Борькино сердце учащенно забилось — такого везения он не ожидал. Он уже было закивал головой, но в какуюто последнюю долю секунды одумался.

— Нет, не надо, — сказал от твердо.

— А что так? — искрение удивился Кузьмин.

Борька помолчал, чуть покраснел, выдавив из себя:

— Перед ребятами неловко будет. Нет, спасибо, но я подожду очередного.

В тот же вечер Черецкого ждал еще один разговор. После ужина Каленцев отозвал его в сторонку, подальше от ушей и взглядов. Борька ожидал чего угодно, но только не того, что ему предстояло услышать.

— Поговорим попросту, не как командир с подчиненным, а как мужчина с мужчиной, — Юрий Алексеевич не мог подобрать слов, и Борька это заметил сразу. — Не догадываетесь о чем?

Борька мотнул головой и сделал участливое, внимательное лицо.

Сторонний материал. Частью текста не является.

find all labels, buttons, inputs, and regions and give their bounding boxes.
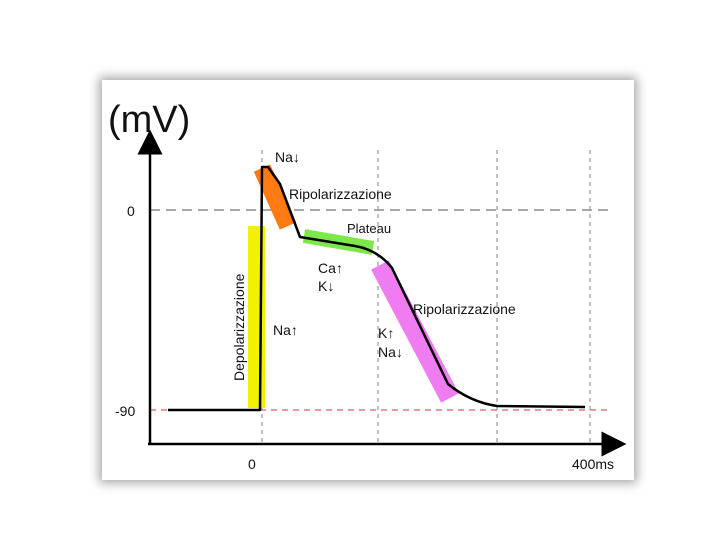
tick-label-400ms: 400ms — [572, 456, 614, 472]
label-ripolarizzazione-early: Ripolarizzazione — [289, 186, 392, 202]
early-repolarization-band — [253, 164, 297, 230]
unit-label: (mV) — [108, 99, 190, 141]
tick-label-0mv: 0 — [127, 203, 135, 219]
label-na-down-top: Na↓ — [275, 149, 300, 165]
label-k-up: K↑ — [378, 325, 394, 341]
tick-label-minus90mv: -90 — [115, 403, 135, 419]
label-ripolarizzazione-late: Ripolarizzazione — [413, 301, 516, 317]
label-na-up: Na↑ — [273, 322, 298, 338]
label-plateau: Plateau — [347, 221, 391, 236]
label-na-down-late: Na↓ — [378, 344, 403, 360]
action-potential-curve — [168, 165, 586, 412]
label-ca-up: Ca↑ — [318, 260, 343, 276]
label-depolarizzazione: Depolarizzazione — [231, 273, 247, 381]
plateau-band — [302, 229, 375, 255]
diagram-card — [102, 80, 634, 480]
tick-label-0ms: 0 — [248, 456, 256, 472]
label-k-down: K↓ — [318, 278, 334, 294]
late-repolarization-band — [371, 260, 459, 403]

— Речь пойдет об Ольге Кузьминой.

Борька остолбенел — какое право, спрашивается, имел на это Каленцев! Ну дает, старлей! Загнул!

— Да-да, именно о ней, — Юрий Алексеевич снял фуражку и пригладил свои коротко остриженные волосы, — поймите правильно — для меня это очень важный вопрос.

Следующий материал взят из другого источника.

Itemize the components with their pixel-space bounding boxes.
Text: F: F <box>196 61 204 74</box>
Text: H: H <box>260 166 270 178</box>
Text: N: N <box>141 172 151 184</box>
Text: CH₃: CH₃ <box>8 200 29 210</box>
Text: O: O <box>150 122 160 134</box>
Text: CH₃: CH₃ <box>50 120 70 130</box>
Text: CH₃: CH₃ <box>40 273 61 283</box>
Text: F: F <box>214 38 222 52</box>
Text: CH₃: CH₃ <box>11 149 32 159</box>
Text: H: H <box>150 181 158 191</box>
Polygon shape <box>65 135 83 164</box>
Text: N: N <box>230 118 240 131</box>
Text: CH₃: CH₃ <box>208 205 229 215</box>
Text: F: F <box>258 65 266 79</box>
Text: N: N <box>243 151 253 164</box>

— Я слушаю, — Борька все еще не мог сообразить — чего от него хотят.

— Я уже давно приглядываю за Олей, — начал Каленцев, — вас и в помине не было в нашей части, когда я обратил на нее внимание. Я не торопился, ждал, когда она станет постарше, чтобы… Эх, да что там! — Каленцев нервничал.

— И тут вдруг появляетесь вы!

— И что?! — Борька выпустил защитные колючки, понимать в этих делах что-либо он отказывался.

— А то, что все мои планы, да что там планы, чувства, все летит к чертям собачьим, и виной этому именно вы, Черецкий. Пошалить захотелось, ведь так?! Зачем вам девочка?

— А у меня, может, свои планы и свои чувства? — ответил Борька, — и вы не имеете права в них вмешиваться, будь вы хоть…

— Я повторяю, — перебил его Каленцев, — мы говорим как мужчина с мужчиной, а чины сейчас ни при чем!

— А знаете, что я в таком случае ответил бы вам, как мужчина мужчине?

— Знаю, — вновь оборвал его Юрий Алексеевич, — вы или любой другой просто послали бы меня куда подальше! Верно?

Черецкий нехотя кивнул, ухмыльнулся.

— Так вот, затевая этот разговор, я знал, на что иду, и тем не менее хочу быть до конца честным. Согласитесь, Черецкий, не всякий бы стал вот так рассусоливать!

Борька опять кивнул и отвел глаза в сторону.

— Я не милости вашей прошу, не думайте, просто хочу предупредить. И учтите, мне двадцать пять лет, а вам пока всего восемнадцать. Я не пытаюсь уговорить вас отказаться от Ольги, нет! — Каленцев снова надел фуражку. — До сих пор я выжидал. И выжидал бы, быть может, еще долго, если бы на горизонте не появились вы. А теперь, просто хочу предупредить, я буду действовать. Это к тому, чтоб вас не грызли мысли, что кто-то мол, исподтишка пытается отбить у вас девчонку. Это не так.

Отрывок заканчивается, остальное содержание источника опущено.